Pulling of Network Maps

Has anyone else noticed a trend of some network operators that previously offered street-level detailed maps, not only upon request, but also posted publicly have started to only provide them upon quotes?

Not even the popular online mapping services have current-enough-to-be-useful maps.

The claim is that it’s proprietary. A) It wasn’t before and B) No it isn’t. Everything you’ve ever done is a FOIA request or 811 design ticket away.

I’m not sure how this helps the companies. It certainly makes it harder for me trying to piece networks together when they won’t tell me where they are until I give them A and Z locations. If it’s too hard for me to figure out where you are, you just plain won’t get the sale.

The pessimistic (and likely most realistic) take is that enabling potential customers to do research like that is seen as a missed opportunity for a sales contact.

From “Mike Hammett” <nanog@ics-il.net>
To “NANOG” <nanog@nanog.org>
Date 10/26/2023 12:17:22
Subject Pulling of Network Maps

If it’s too hard for me to figure out where you are, you just plain won’t get the sale.

My experience with maps over the last decade tells me that even most vendors don’t actually know where they are. :slight_smile:

I had that too. The map showed a facility was online. It wasn’t. Lots of build to get there.

But it already is publicly available to someone that’s interested enough via the permits issued by the appropriate jurisdictions or if you put in 811 design stage tickets.
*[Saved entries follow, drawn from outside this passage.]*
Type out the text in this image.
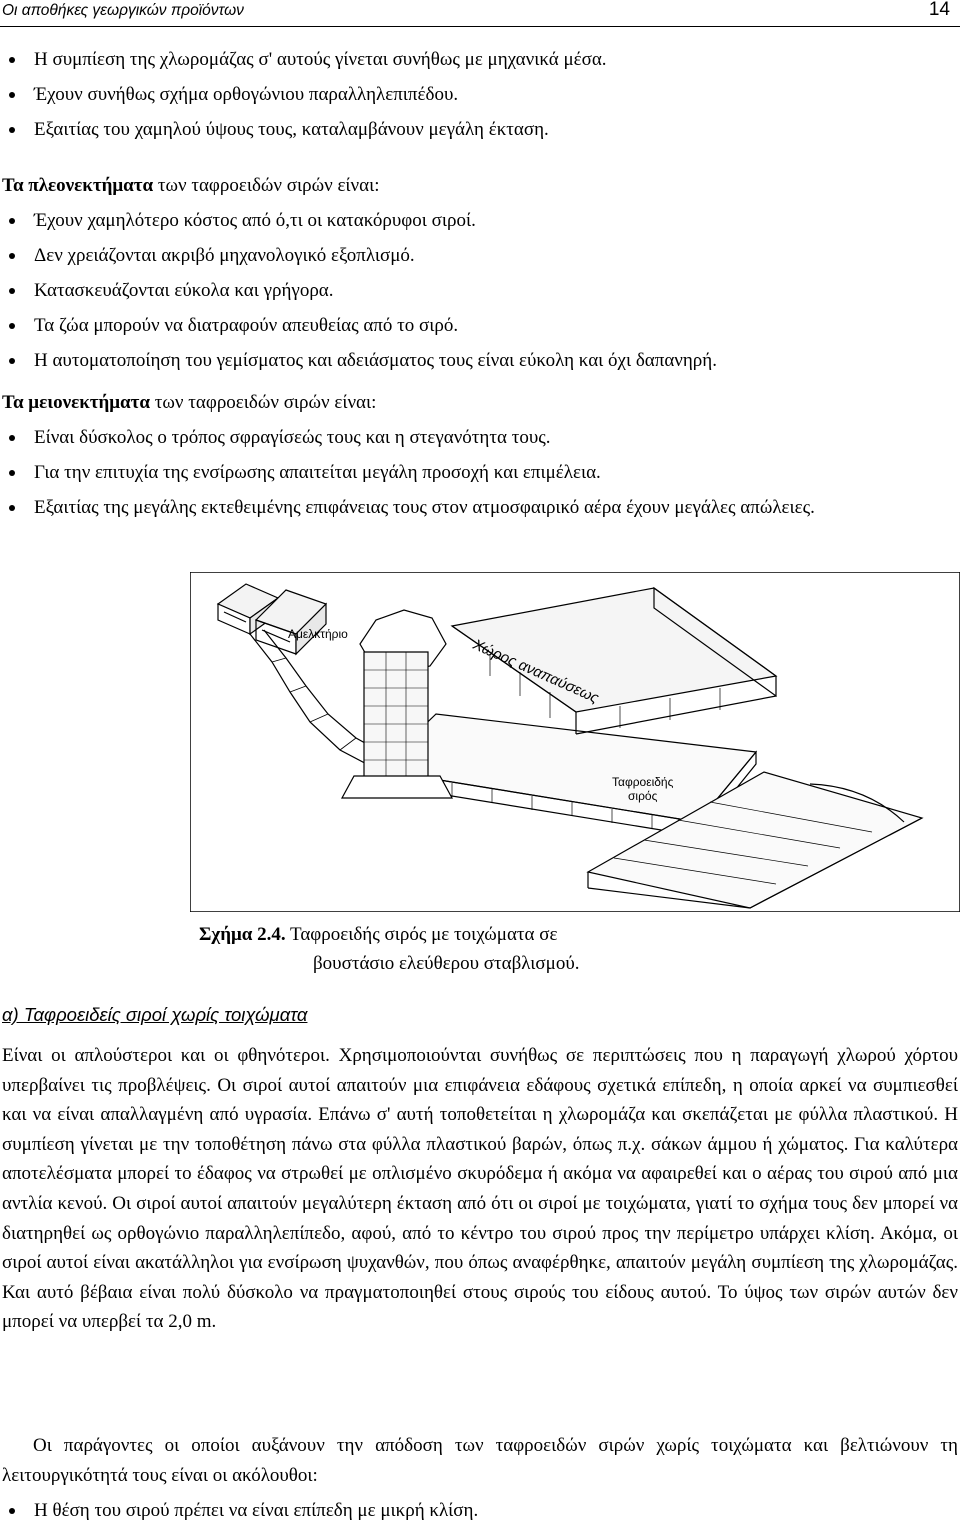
Οι αποθήκες γεωργικών προϊόντων	14
Η συμπίεση της χλωρομάζας σ' αυτούς γίνεται συνήθως με μηχανικά μέσα.
Έχουν συνήθως σχήμα ορθογώνιου παραλληλεπιπέδου.
Εξαιτίας του χαμηλού ύψους τους, καταλαμβάνουν μεγάλη έκταση.
Τα πλεονεκτήματα των ταφροειδών σιρών είναι:
Έχουν χαμηλότερο κόστος από ό,τι οι κατακόρυφοι σιροί.
Δεν χρειάζονται ακριβό μηχανολογικό εξοπλισμό.
Κατασκευάζονται εύκολα και γρήγορα.
Τα ζώα μπορούν να διατραφούν απευθείας από το σιρό.
Η αυτοματοποίηση του γεμίσματος και αδειάσματος τους είναι εύκολη και όχι δαπανηρή.
Τα μειονεκτήματα των ταφροειδών σιρών είναι:
Είναι δύσκολος ο τρόπος σφραγίσεώς τους και η στεγανότητα τους.
Για την επιτυχία της ενσίρωσης απαιτείται μεγάλη προσοχή και επιμέλεια.
Εξαιτίας της μεγάλης εκτεθειμένης επιφάνειας τους στον ατμοσφαιρικό αέρα έχουν μεγάλες απώλειες.
Αμελκτήριο
Χώρος αναπαύσεως
Ταφροειδής
σιρός
Σχήμα 2.4. Ταφροειδής σιρός με τοιχώματα σε
βουστάσιο ελεύθερου σταβλισμού.
α) Ταφροειδείς σιροί χωρίς τοιχώματα

Είναι οι απλούστεροι και οι φθηνότεροι. Χρησιμοποιούνται συνήθως σε περιπτώσεις που η παραγωγή χλωρού χόρτου υπερβαίνει τις προβλέψεις. Οι σιροί αυτοί απαιτούν μια επιφάνεια εδάφους σχετικά επίπεδη, η οποία αρκεί να συμπιεσθεί και να είναι απαλλαγμένη από υγρασία. Επάνω σ' αυτή τοποθετείται η χλωρομάζα και σκεπάζεται με φύλλα πλαστικού. Η συμπίεση γίνεται με την τοποθέτηση πάνω στα φύλλα πλαστικού βαρών, όπως π.χ. σάκων άμμου ή χώματος. Για καλύτερα αποτελέσματα μπορεί το έδαφος να στρωθεί με οπλισμένο σκυρόδεμα ή ακόμα να αφαιρεθεί και ο αέρας του σιρού από μια αντλία κενού. Οι σιροί αυτοί απαιτούν μεγαλύτερη έκταση από ότι οι σιροί με τοιχώματα, γιατί το σχήμα τους δεν μπορεί να διατηρηθεί ως ορθογώνιο παραλληλεπίπεδο, αφού, από το κέντρο του σιρού προς την περίμετρο υπάρχει κλίση. Ακόμα, οι σιροί αυτοί είναι ακατάλληλοι για ενσίρωση ψυχανθών, που όπως αναφέρθηκε, απαιτούν μεγάλη συμπίεση της χλωρομάζας. Και αυτό βέβαια είναι πολύ δύσκολο να πραγματοποιηθεί στους σιρούς του είδους αυτού. Το ύψος των σιρών αυτών δεν μπορεί να υπερβεί τα 2,0 m.

Οι παράγοντες οι οποίοι αυξάνουν την απόδοση των ταφροειδών σιρών χωρίς τοιχώματα και βελτιώνουν τη λειτουργικότητά τους είναι οι ακόλουθοι:

Η θέση του σιρού πρέπει να είναι επίπεδη με μικρή κλίση.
So true. And not that young a problem. I leased some dark fiber more
than a decade ago. They sent an unexpectedly expensive build proposal
to connect my building. I asked: "Why are you trenching to the manhole
down the street instead of the one right outside?" They asked, "what
manhole?" Long story short, they dispatched a guy who popped the
cover, pumped the water out of the vault and confirmed that they had a
location they didn't know about.

Regards,
Bill Herrin

and I get how that could be. We had a design. Gave the prints to the contractors. Someone internally verified the contractors built what was on the prints. A year or two goes by and some laterals ended up costing more because handholes on the prints were never built. Our locator goes to a handhole to send his signal and the handhole doesn’t exist or finds a handhole in a spot not on the prints. Always fun managing OSP.

Well, in fairness: those approaches *leave tracks* for a potential attacker;
picking up published maps does not...

Cheers,
-- jra

On that note, what do you all use for managing OSP? We have been attempting to stand up PatchManager for quite some time, and find it a good product, but the billions of options can be overwhelming…

For our own plant, we use https://mapitright.com/ For managing my collections of others’ maps, I use ArcGIS. Map It Right does all of the slack loops, splice maps, etc. ArcGIS just loads for me a bunch of layers of network map.

We’re on OSPInsight here. Don’t have much exposure to it, but it seems to do the trick well.

3GIS here. Great product.

On that topic, I find it interesting to see how different medium/regional scale ISPs have developed their own in-house GIS systems, once they reach the size and scale where one FTE staff position to run GIS systems/database backend is a necessity.

There is a great deal that can be done with QGIS and entirely GPL/BSD licensed software, if your GIS person has a background in this sort of thing.

Privately hosting a intranet-based tile-server for openstreetmap data and overlaying your own network on top of it is not extremely difficult.

We used to have an FTE for ArcGIS. We got by pretty well until we needed to document circuits down to the NIC level, and then we lost that FTE altogether. PatchManager was chosen from an RFP for its granularity and (seeming) user-friendliness.

3Gis is great. We are switching to Crescent link which seems to be lacking the feature diversity and granularity of 3GIS.